Prüfung von Maßnahmen
Der CDU-Politiker Müller erklärte, er habe Energieministerin Katherina Reiche gebeten, die Freigabe weiterer Ölmengen aus der Reserve zu prüfen, was preisdämpfende Effekte haben könnte. Müller ist Co-Vorsitzender der Taskforce der Koalition, die die Entwicklung der Benzinpreise beobachtet.
Bundeswirtschaftsministerium
Auch das Bundeswirtschaftsministerium plant keine weiteren Entlastungen.

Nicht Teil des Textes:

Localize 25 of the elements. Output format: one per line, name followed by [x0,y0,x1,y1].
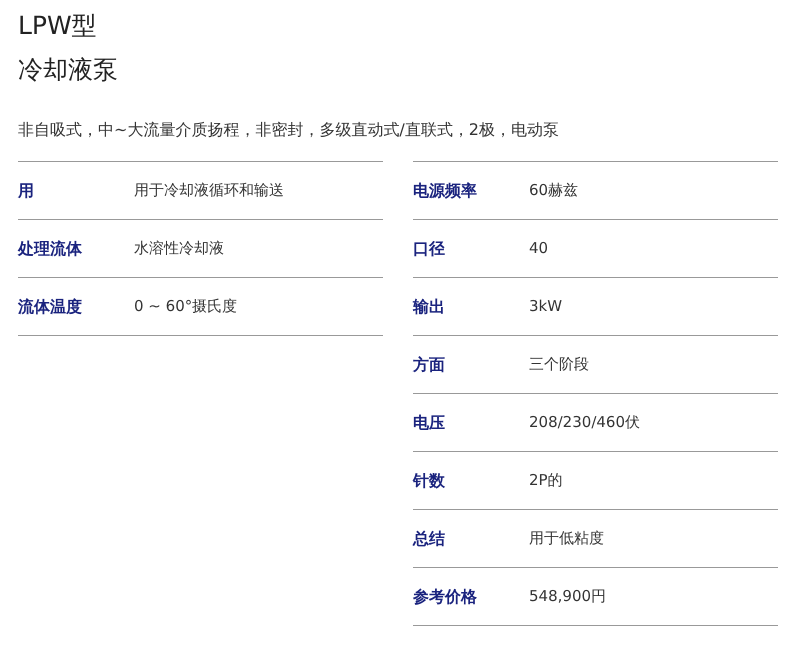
spec-label: 方面 [413,354,446,376]
spec-value: 水溶性冷却液 [134,238,224,260]
spec-value: 40 [529,238,548,260]
spec-value: 用于低粘度 [529,528,604,550]
spec-label: 输出 [413,296,446,318]
spec-label: 针数 [413,470,446,492]
spec-value: 548,900円 [529,586,606,608]
spec-label: 电压 [413,412,446,434]
spec-label: 用 [18,180,35,202]
product-title: 冷却液泵 [18,54,119,86]
spec-label: 电源频率 [413,180,478,202]
spec-value: 2P的 [529,470,563,492]
spec-value: 60赫兹 [529,180,578,202]
spec-label: 总结 [413,528,446,550]
spec-label: 流体温度 [18,296,83,318]
spec-value: 三个阶段 [529,354,589,376]
spec-label: 口径 [413,238,446,260]
spec-label: 参考价格 [413,586,478,608]
spec-value: 用于冷却液循环和输送 [134,180,284,202]
product-description: 非自吸式，中~大流量介质扬程，非密封，多级直动式/直联式，2极，电动泵 [18,119,560,141]
spec-value: 3kW [529,296,562,318]
spec-value: 0 ~ 60°摄氏度 [134,296,238,318]
spec-label: 处理流体 [18,238,83,260]
product-title: LPW型 [18,10,98,42]
spec-value: 208/230/460伏 [529,412,640,434]
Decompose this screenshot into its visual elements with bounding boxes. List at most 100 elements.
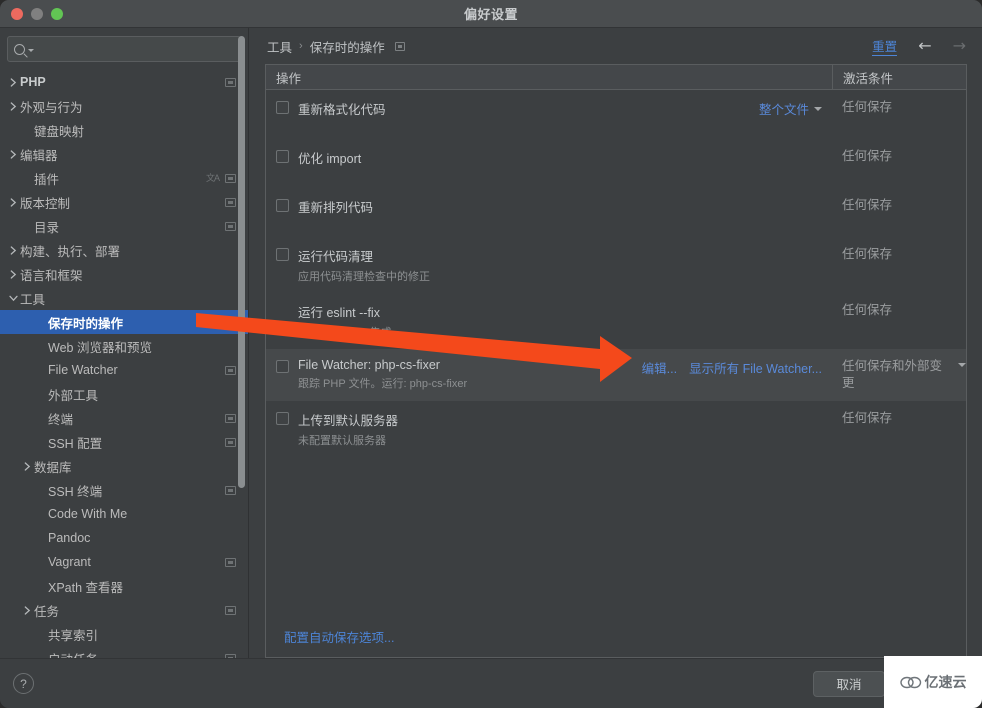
row-title: 运行代码清理 xyxy=(298,250,374,264)
breadcrumb-parent[interactable]: 工具 xyxy=(267,37,292,56)
sidebar-item-10[interactable]: 保存时的操作 xyxy=(0,310,248,334)
table-header: 操作 激活条件 xyxy=(266,65,966,90)
row-title: File Watcher: php-cs-fixer xyxy=(298,358,440,372)
row-condition-label: 任何保存 xyxy=(842,100,893,114)
sidebar-item-17[interactable]: SSH 终端 xyxy=(0,478,248,502)
sidebar-item-icons xyxy=(225,653,236,658)
row-checkbox[interactable] xyxy=(276,360,289,373)
row-checkbox[interactable] xyxy=(276,248,289,261)
chevron-right-icon[interactable] xyxy=(6,269,20,279)
sidebar-item-7[interactable]: 构建、执行、部署 xyxy=(0,238,248,262)
sidebar-item-2[interactable]: 键盘映射 xyxy=(0,118,248,142)
sidebar-item-24[interactable]: 启动任务 xyxy=(0,646,248,658)
search-icon xyxy=(14,43,25,55)
row-title: 重新排列代码 xyxy=(298,201,374,215)
row-links xyxy=(822,302,832,340)
sidebar-item-icons xyxy=(225,197,236,207)
row-condition: 任何保存 xyxy=(832,246,966,284)
row-texts: 运行 eslint --fix 已禁用 ESLint 集成 xyxy=(298,302,822,340)
sidebar-item-label: 目录 xyxy=(34,220,60,235)
chevron-right-icon[interactable] xyxy=(6,197,20,207)
sidebar-item-1[interactable]: 外观与行为 xyxy=(0,94,248,118)
row-checkbox[interactable] xyxy=(276,150,289,163)
sidebar-item-label: SSH 配置 xyxy=(48,436,103,451)
row-main: 上传到默认服务器 未配置默认服务器 xyxy=(266,410,832,448)
minimize-button[interactable] xyxy=(31,7,43,20)
sidebar-item-6[interactable]: 目录 xyxy=(0,214,248,238)
sidebar-item-0[interactable]: PHP xyxy=(0,70,248,94)
table-body: 重新格式化代码 整个文件 任何保存 优化 import 任何保存 重新排列代码 任何保存 运行… xyxy=(266,90,966,617)
sidebar-item-15[interactable]: SSH 配置 xyxy=(0,430,248,454)
sidebar-item-icons xyxy=(225,485,236,495)
close-button[interactable] xyxy=(11,7,23,20)
sidebar-item-23[interactable]: 共享索引 xyxy=(0,622,248,646)
sidebar-item-4[interactable]: 插件 文A xyxy=(0,166,248,190)
row-condition-label: 任何保存 xyxy=(842,198,893,212)
sidebar-item-12[interactable]: File Watcher xyxy=(0,358,248,382)
sidebar-item-label: Web 浏览器和预览 xyxy=(48,340,152,355)
chevron-right-icon[interactable] xyxy=(6,149,20,159)
table-row[interactable]: 上传到默认服务器 未配置默认服务器 任何保存 xyxy=(266,401,966,457)
sidebar-item-11[interactable]: Web 浏览器和预览 xyxy=(0,334,248,358)
row-main: File Watcher: php-cs-fixer 跟踪 PHP 文件。运行: … xyxy=(266,358,832,392)
row-link[interactable]: 编辑... xyxy=(642,358,677,377)
sidebar-item-label: PHP xyxy=(20,75,46,89)
row-main: 运行 eslint --fix 已禁用 ESLint 集成 xyxy=(266,302,832,340)
configure-autosave-link[interactable]: 配置自动保存选项... xyxy=(284,631,394,645)
scope-dropdown[interactable]: 整个文件 xyxy=(759,99,822,118)
row-condition[interactable]: 任何保存和外部变更 xyxy=(832,358,966,392)
sidebar-scrollbar[interactable] xyxy=(238,36,245,488)
sidebar-item-label: Vagrant xyxy=(48,555,91,569)
sidebar-item-13[interactable]: 外部工具 xyxy=(0,382,248,406)
row-subtitle: 已禁用 ESLint 集成 xyxy=(298,327,392,339)
nav-forward-icon[interactable]: → xyxy=(953,38,966,54)
row-texts: File Watcher: php-cs-fixer 跟踪 PHP 文件。运行: … xyxy=(298,358,642,392)
nav-back-icon[interactable]: ← xyxy=(918,38,931,54)
sidebar-item-22[interactable]: 任务 xyxy=(0,598,248,622)
mono-icon xyxy=(225,173,236,183)
row-links xyxy=(822,410,832,448)
row-link[interactable]: 显示所有 File Watcher... xyxy=(689,358,822,377)
breadcrumb-current: 保存时的操作 xyxy=(309,40,385,55)
table-row[interactable]: 运行代码清理 应用代码清理检查中的修正 任何保存 xyxy=(266,237,966,293)
table-row[interactable]: 优化 import 任何保存 xyxy=(266,139,966,188)
sidebar-item-3[interactable]: 编辑器 xyxy=(0,142,248,166)
table-row[interactable]: File Watcher: php-cs-fixer 跟踪 PHP 文件。运行: … xyxy=(266,349,966,401)
chevron-right-icon[interactable] xyxy=(6,77,20,87)
table-row[interactable]: 重新排列代码 任何保存 xyxy=(266,188,966,237)
chevron-right-icon[interactable] xyxy=(6,101,20,111)
sidebar-item-label: 语言和框架 xyxy=(20,268,83,283)
sidebar-item-5[interactable]: 版本控制 xyxy=(0,190,248,214)
sidebar-item-16[interactable]: 数据库 xyxy=(0,454,248,478)
sidebar-item-label: Code With Me xyxy=(48,507,128,521)
sidebar-item-19[interactable]: Pandoc xyxy=(0,526,248,550)
cancel-button[interactable]: 取消 xyxy=(813,670,885,697)
reset-link[interactable]: 重置 xyxy=(872,36,898,56)
chevron-right-icon[interactable] xyxy=(20,461,34,471)
sidebar-item-18[interactable]: Code With Me xyxy=(0,502,248,526)
row-checkbox-placeholder xyxy=(276,304,289,317)
sidebar-item-21[interactable]: XPath 查看器 xyxy=(0,574,248,598)
table-row[interactable]: 重新格式化代码 整个文件 任何保存 xyxy=(266,90,966,139)
sidebar-item-14[interactable]: 终端 xyxy=(0,406,248,430)
zoom-button[interactable] xyxy=(51,7,63,20)
table-row[interactable]: 运行 eslint --fix 已禁用 ESLint 集成 任何保存 xyxy=(266,293,966,349)
row-checkbox[interactable] xyxy=(276,411,289,425)
row-main: 运行代码清理 应用代码清理检查中的修正 xyxy=(266,246,832,284)
sidebar-item-9[interactable]: 工具 xyxy=(0,286,248,310)
sidebar-item-8[interactable]: 语言和框架 xyxy=(0,262,248,286)
chevron-right-icon[interactable] xyxy=(6,245,20,255)
chevron-down-icon[interactable] xyxy=(6,295,20,302)
row-condition-label: 任何保存 xyxy=(842,410,893,425)
search-box[interactable] xyxy=(7,36,241,62)
row-checkbox[interactable] xyxy=(276,199,289,212)
search-input[interactable] xyxy=(37,42,234,56)
chevron-right-icon[interactable] xyxy=(20,605,34,615)
sidebar-item-label: 保存时的操作 xyxy=(48,316,124,331)
settings-tree: PHP 外观与行为 键盘映射 编辑器 插件 文A 版本控制目录构建、执行、部署语言和框架工具… xyxy=(0,68,248,658)
chevron-down-icon[interactable] xyxy=(958,363,966,367)
row-checkbox[interactable] xyxy=(276,101,289,114)
column-header-condition: 激活条件 xyxy=(832,65,966,89)
sidebar-item-20[interactable]: Vagrant xyxy=(0,550,248,574)
help-button[interactable]: ? xyxy=(13,673,34,694)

Ein Sprecher kündigte lediglich einen „Roundtable nach dem Sommer“ an und betonte, dass die Entwicklung der Benzinpreise weiterhin genau beobachtet werde. Müller und sein SPD-Amtskollege Armand Zorn hatten im Juni erklärt,die Koalition sei vorbereitet,um eine deutliche Preiserhöhung beim Benzin zu stoppen. „Ändert sich die Lage ab 1. Juli dramatisch,können wir schnell reagieren“,hatten beide damals gesagt.